Most recently revived in 2019 with the Carmen electric sports car, the brand is once again aiming to forge a niche among the world’s boutique carmakers.

With a further nod to the future, Hispano Suiza has worked with students at the Istituto Europeo di Design (IED) in Turin to reinterpret one of the brand’s most significant historical models, the Alfonso XIII.

King Alfonso XIII of Spain driving his Hispano Suiza
King Alfonso XIII of Spain driving his Hispano Suiza of the same name. Hispano Suiza

Built for the eponymous King of Spain in 1911, the Alfonso XIII—also known as the T45—was a true sports car of its day, its 59 hp, four-cylinder engine enabling a top speed of 75 mph. It was, as the Fast Show used to say, great being king.

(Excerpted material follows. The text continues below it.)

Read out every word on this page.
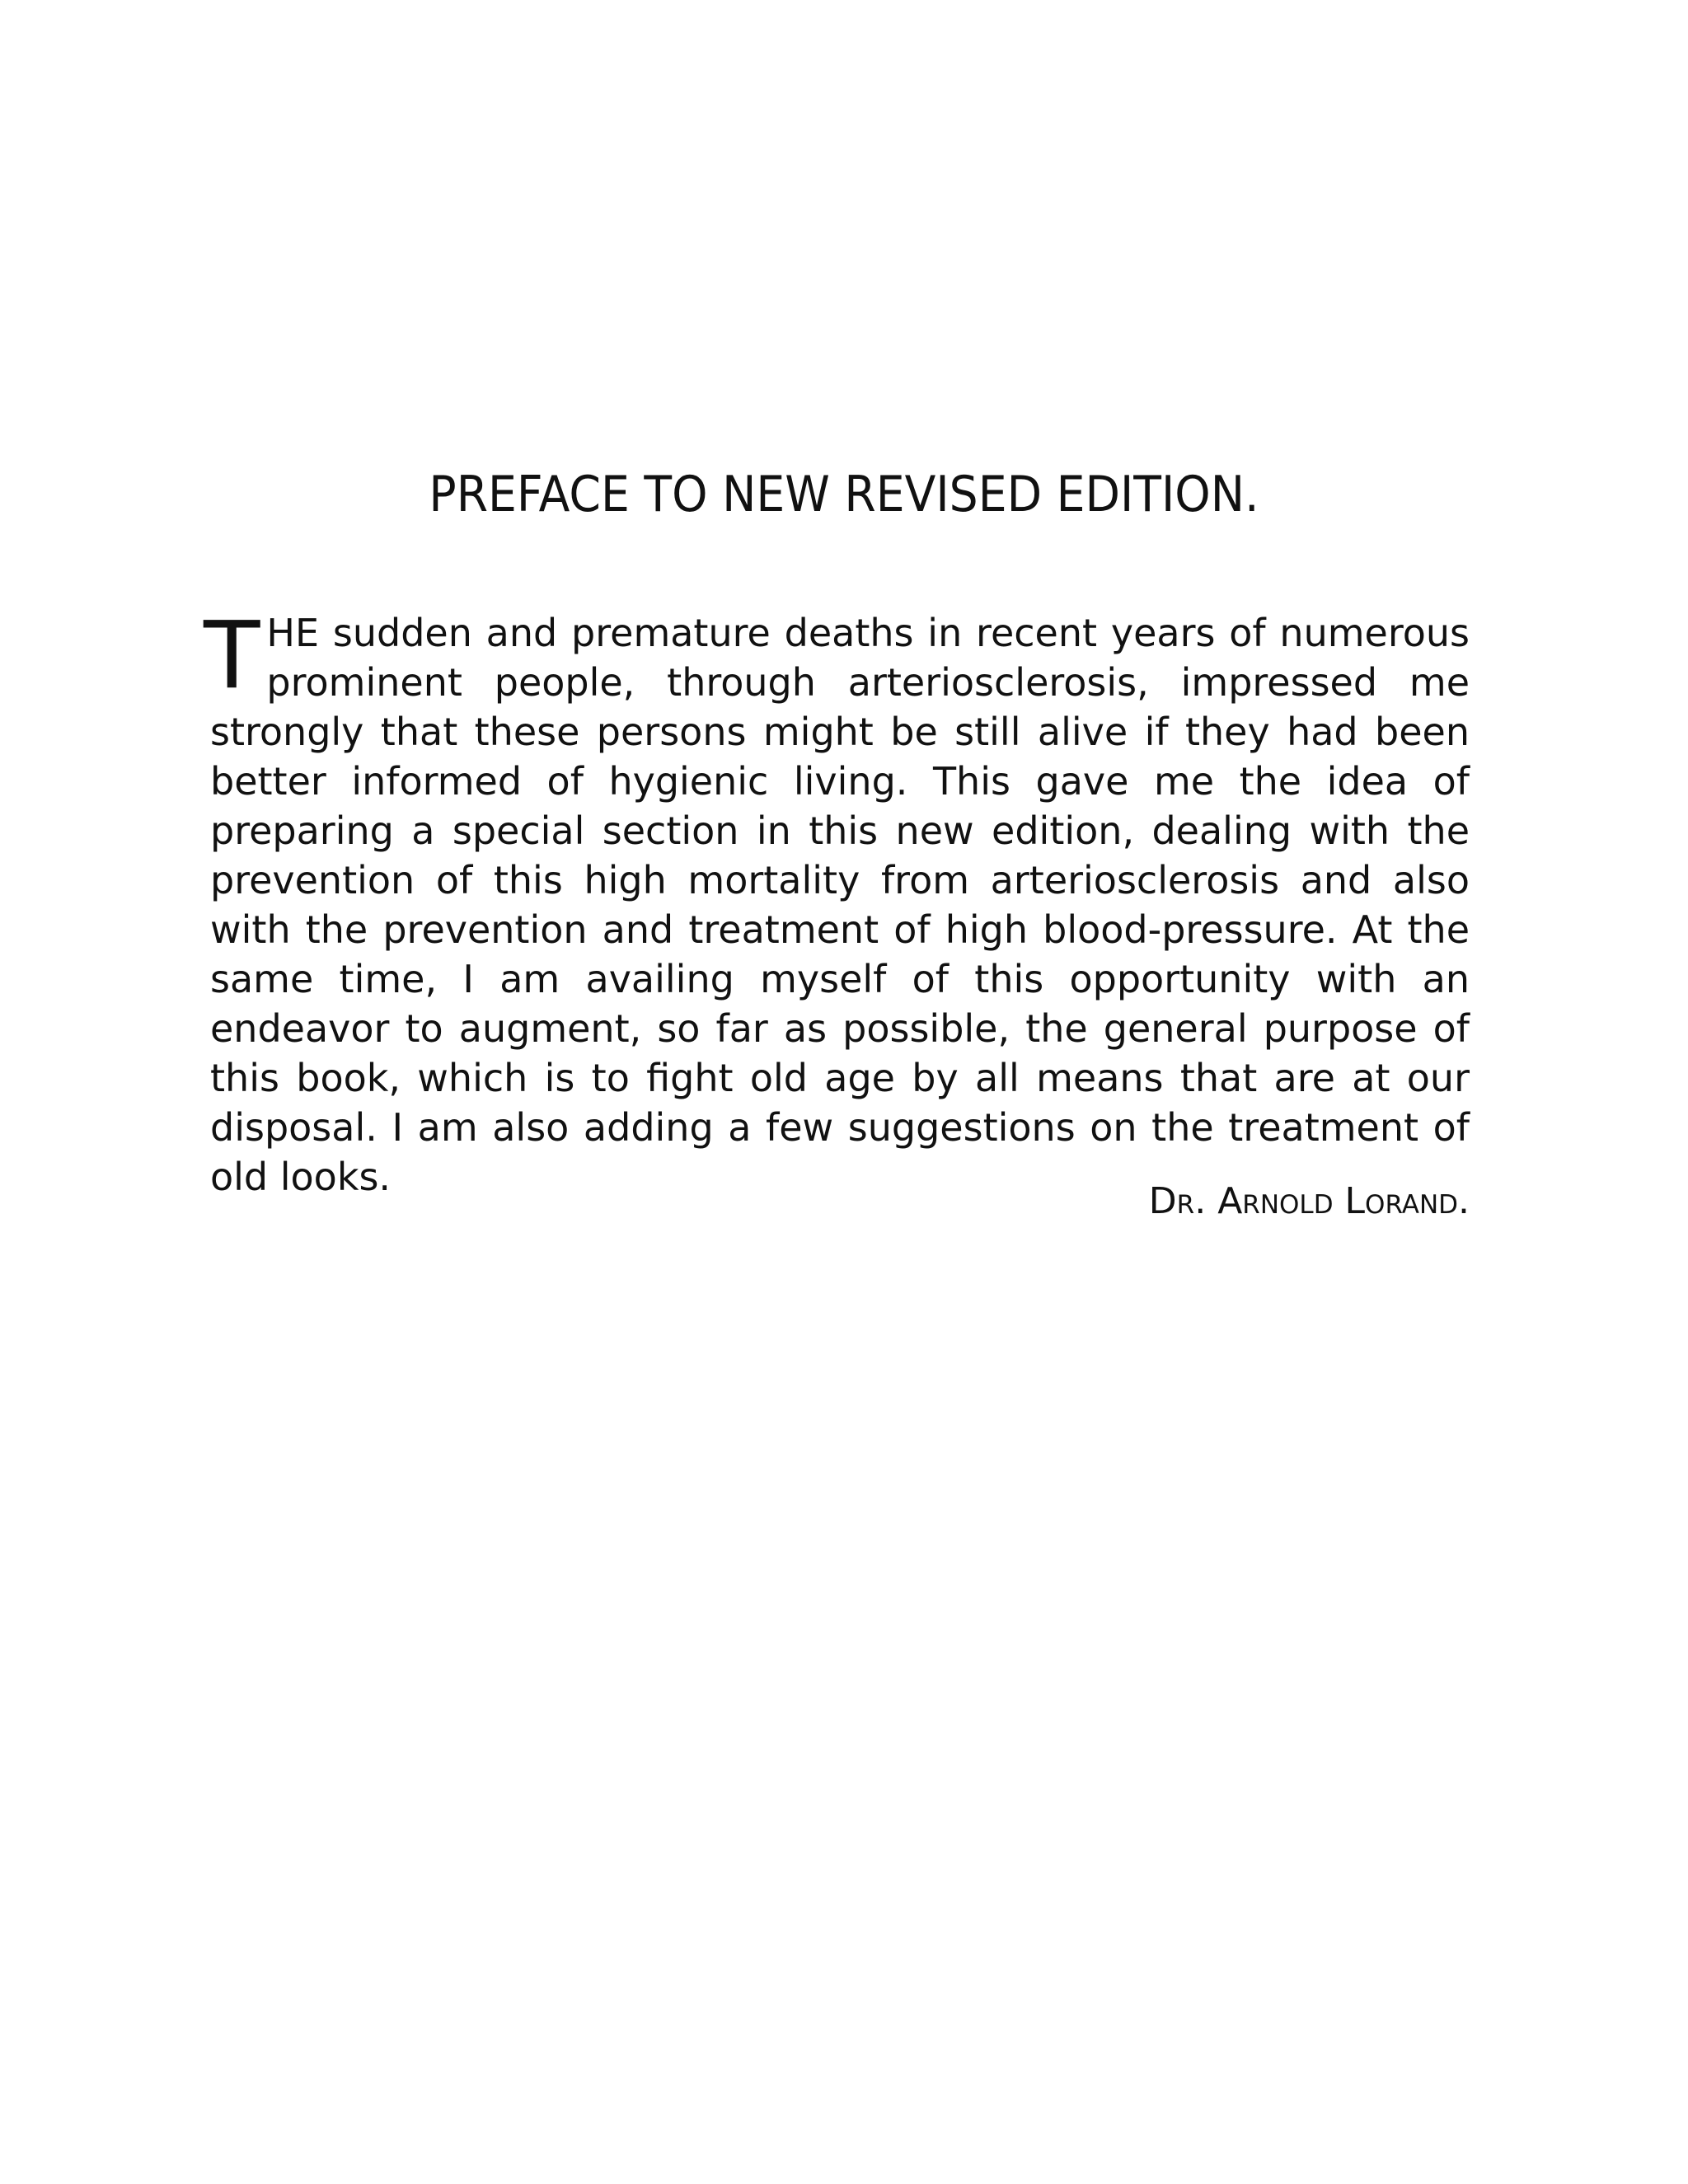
PREFACE TO NEW REVISED EDITION.

THE sudden and premature deaths in recent years of numerous prominent people, through arteriosclerosis, impressed me strongly that these persons might be still alive if they had been better informed of hygienic living. This gave me the idea of preparing a special section in this new edition, dealing with the prevention of this high mortality from arteriosclerosis and also with the prevention and treatment of high blood-pressure. At the same time, I am availing myself of this opportunity with an endeavor to augment, so far as possible, the general purpose of this book, which is to fight old age by all means that are at our disposal. I am also adding a few suggestions on the treatment of old looks.

Dr. Arnold Lorand.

It’s not bad being a design student either, particularly when you’re given free rein to reinterpret a historically significant model. Under the advice and guidance of Hispano Suiza Design Director, Francesc Arenas, the third-year students at IED have created a series of eye-catching shapes, more than a few of which would look right at home on modern roads.

There’s certainly real diversity in the studies. Some, like Anvil, Lucia, and Montserrat, take quite a literal approach to reviving a design from the 1910s, with narrow bodies and exposed wheels.

Others have gone down a more overtly modern path with enclosed cockpits and covered wheels. If we had to pick just one ourselves, the nod would perhaps go to LILY—a tandem roadster that, but for a pair of rear wheels out on pods, would make a mighty fine rival for Morgan’s upcoming three-wheeler.

Each is designed in celebration too of Hispano Suiza’s upcoming 120th anniversary, in 2024. “I am extremely proud to collaborate with the IED of Turin and to be able to offer the necessary tools to its students so that they let their imagination fly.” said Arenas.

“Innovation and passion for design are key elements in the history, present and future of Hispano Suiza.”